Identifying these coefficients accurately is the first critical step in applying the quadratic formula effectively. Once you have them, you can solve the equation systematically.

Radicals, or square roots, arise in calculations when dealing with the quadratic formula, \(-b \pm \sqrt{b^2 - 4ac} \over 2a\). It's essential to recognize and manage radicals properly, as they determine the solution types—real or complex. In our solution:

• We encounter \(\sqrt{28}\), which simplifies to \(2\sqrt{7}\). This process involves recognizing the perfect square factor within 28, which in this case is 4.
• Radicals can be further simplified if the number inside the square root has factors that are perfect squares, which help in expressing the result in its simplest form.

When solving with radicals, always aim to simplify for the clearest and most accurate representation possible.

To solve quadratic equations using the quadratic formula, begin by substituting your identified coefficients into the formula correctly. For the equation \(6n^2 - 10n + 3 = 0\):

• First, identify \(a = 6, b = -10, c = 3\).
• Plug these into the formula to get \(10 \pm \sqrt{100 - 72} \over 12\).
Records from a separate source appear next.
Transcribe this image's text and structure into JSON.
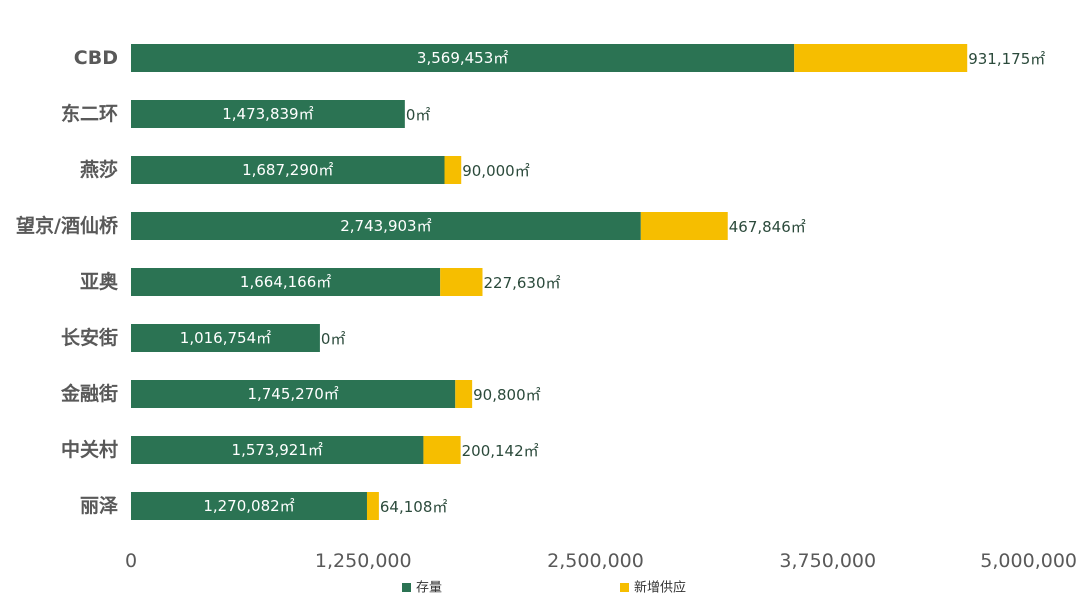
{
  "chart_data": {
    "type": "bar",
    "orientation": "horizontal",
    "stacked": true,
    "categories": [
      "CBD",
      "东二环",
      "燕莎",
      "望京/酒仙桥",
      "亚奥",
      "长安街",
      "金融街",
      "中关村",
      "丽泽"
    ],
    "series": [
      {
        "name": "存量",
        "color": "#2b7353",
        "values": [
          3569453,
          1473839,
          1687290,
          2743903,
          1664166,
          1016754,
          1745270,
          1573921,
          1270082
        ],
        "labels": [
          "3,569,453㎡",
          "1,473,839㎡",
          "1,687,290㎡",
          "2,743,903㎡",
          "1,664,166㎡",
          "1,016,754㎡",
          "1,745,270㎡",
          "1,573,921㎡",
          "1,270,082㎡"
        ]
      },
      {
        "name": "新增供应",
        "color": "#f6be00",
        "values": [
          931175,
          0,
          90000,
          467846,
          227630,
          0,
          90800,
          200142,
          64108
        ],
        "labels": [
          "931,175㎡",
          "0㎡",
          "90,000㎡",
          "467,846㎡",
          "227,630㎡",
          "0㎡",
          "90,800㎡",
          "200,142㎡",
          "64,108㎡"
        ]
      }
    ],
    "xlim": [
      0,
      5000000
    ],
    "xticks": [
      0,
      1250000,
      2500000,
      3750000,
      5000000
    ],
    "xtick_labels": [
      "0",
      "1,250,000",
      "2,500,000",
      "3,750,000",
      "5,000,000"
    ],
    "xlabel": "",
    "ylabel": "",
    "title": "",
    "grid": false,
    "legend_position": "bottom"
  }
}
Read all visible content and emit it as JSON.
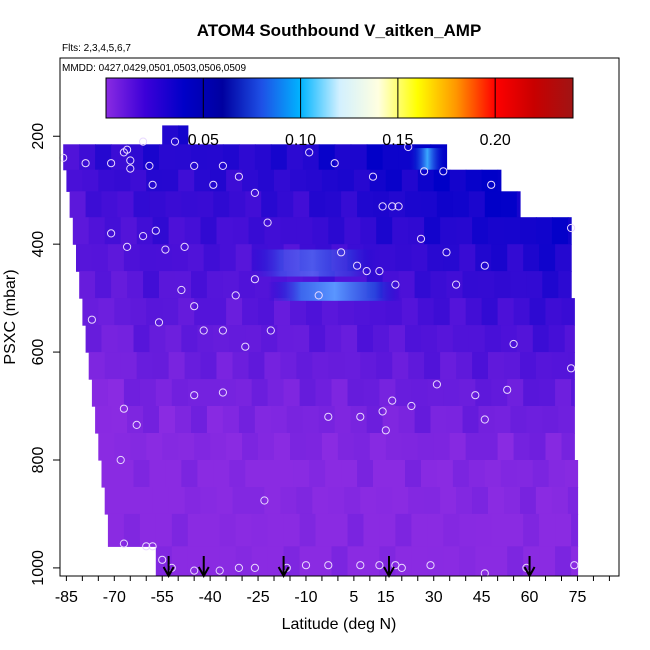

By performing operations under the square root and further division, you arrive at the expression \(10 \pm 2\sqrt{7} \over 12\). Then, simplifying gives \(n1 = \frac{5 + \sqrt{7}}{6}\) and \(n2 = \frac{5 - \sqrt{7}}{6}\).
This process utilizes the principles of algebra, ensuring each step maintains equality and accuracy, leading to the desired solutions.

After arriving at your exact answers using the quadratic formula, rounding becomes the final step if approximations are requested. This often involves rounding to the nearest hundredth for clarity and usability.
In practice, rounding involves:

• Assessing the value in the tenths and hundredths position in your decimal answer.
• The results \(n1 = \frac{5 + \sqrt{7}}{6}\) and \(n2 = \frac{5 - \sqrt{7}}{6}\) approximately equate to 1.55 and 0.45, respectively, after conversion to decimal form using a calculator.
• If the digit after the hundredth place is 5 or greater, round up the hundredths place, otherwise keep it the same.

This ensures the solutions are as accurate as possible while being user-friendly, especially in real-world scenarios where simplified decimals are preferred.